As with another series I’m exploring, James Fenimore Cooper’s Leatherstocking series, the new reader to Quatermain faces a bit of a conundrum – whether to read the stories in the order they were published in order to experience the author’s changing style and skill – or in the fictional chronology of the character’s life.

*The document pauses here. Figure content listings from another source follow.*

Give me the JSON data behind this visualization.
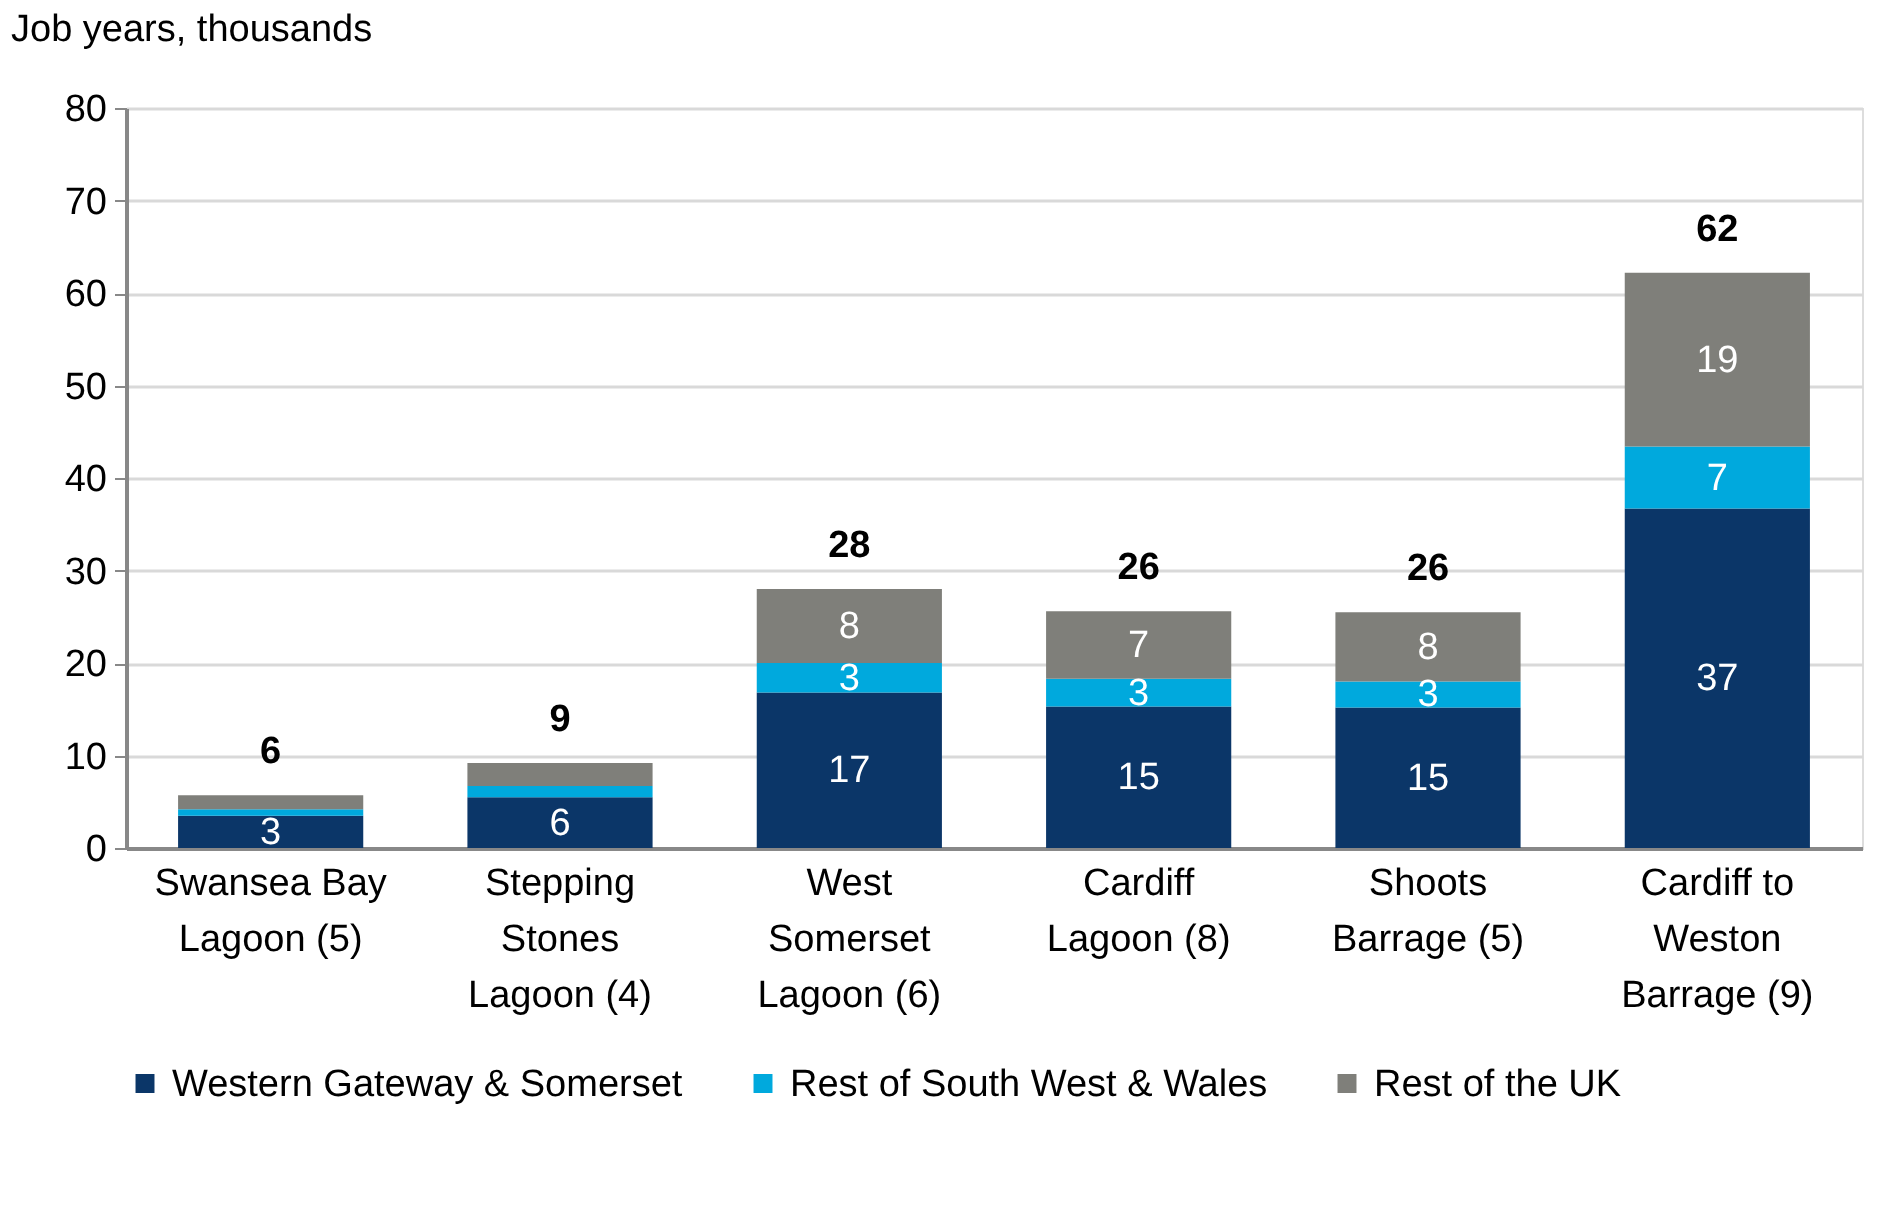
{
  "chart_data": {
    "type": "bar",
    "stacked": true,
    "ylabel": "Job years, thousands",
    "categories": [
      "Swansea Bay Lagoon (5)",
      "Stepping Stones Lagoon (4)",
      "West Somerset Lagoon (6)",
      "Cardiff Lagoon (8)",
      "Shoots Barrage (5)",
      "Cardiff to Weston Barrage (9)"
    ],
    "series": [
      {
        "name": "Western Gateway & Somerset",
        "color": "#0b3668",
        "values": [
          3.5,
          5.5,
          16.8,
          15.3,
          15.2,
          36.7
        ],
        "value_labels": [
          "3",
          "6",
          "17",
          "15",
          "15",
          "37"
        ]
      },
      {
        "name": "Rest of South West & Wales",
        "color": "#00a9dd",
        "values": [
          0.7,
          1.2,
          3.2,
          3.0,
          2.8,
          6.7
        ],
        "value_labels": [
          null,
          null,
          "3",
          "3",
          "3",
          "7"
        ]
      },
      {
        "name": "Rest of the UK",
        "color": "#7f7f7a",
        "values": [
          1.5,
          2.5,
          8.0,
          7.3,
          7.5,
          18.8
        ],
        "value_labels": [
          null,
          null,
          "8",
          "7",
          "8",
          "19"
        ]
      }
    ],
    "totals": [
      "6",
      "9",
      "28",
      "26",
      "26",
      "62"
    ],
    "ylim": [
      0,
      80
    ],
    "yticks": [
      0,
      10,
      20,
      30,
      40,
      50,
      60,
      70,
      80
    ],
    "grid": "y",
    "legend": "bottom"
  }
}
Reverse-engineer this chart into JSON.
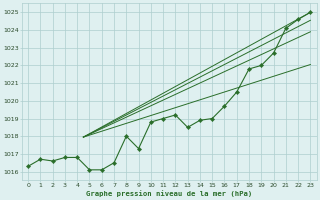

The excellent Wikipedia article lists the AQ stories by order of events in the hero’s life, with publication dates in brackets, helping you organise whichever option you choose.

Date            Text
1817                 Birth of Allan Quatermain

1835–1838   Marie (1912)
1842–1843  “Allan’s Wife”, title story in the collection Allan’s Wife (1887)
1854–1856   Child of Storm (1913)
1858                “A Tale of Three Lions”, included in the collection Allan’s Wife (1887)
1859                Maiwa’s Revenge: or, The War of the Little Hand (1888)
1868               “Hunter Quatermain’s Story”, in the collection Allan’s Wife (1887)
1869               “Long Odds”, included in the collection Allan’s Wife (1887)
1870               The Holy Flower (1915)
1871                Heu-heu: or, The Monster (1924)
1872                She and Allan (1920)
1873               The Treasure of the Lake (1926)
1874               The Ivory Child (1916)
1879               Finished (1917)
1879               “Magepa the Buck”, included in the collection Smith and the Pharaohs (1920)
1880               King Solomon’s Mines (1885)
1882               The Ancient Allan (1920)
1883               Allan and the Ice-gods (1927)
1884–1885 Allan Quatermain (1887)

18 June 85   Death of Allan Quatermain

But whichever option you choose you’ll have a problem trying to track down editions of these old books. As usual with older literature (and music), Haggard’s one or two greatest hits (King Solomon’s Mines and She) are available in countless editions, cheap or scholarly, but wander a few feet from the common highway and you are among thorns. There does appear to be one uniform edition of the complete Quatermain novels, by a small publisher, the Leonaur press, though a little pricey. You can, however, download them as Kindle texts from Amazon, or from the excellent Project Gutenberg Rider Haggard site.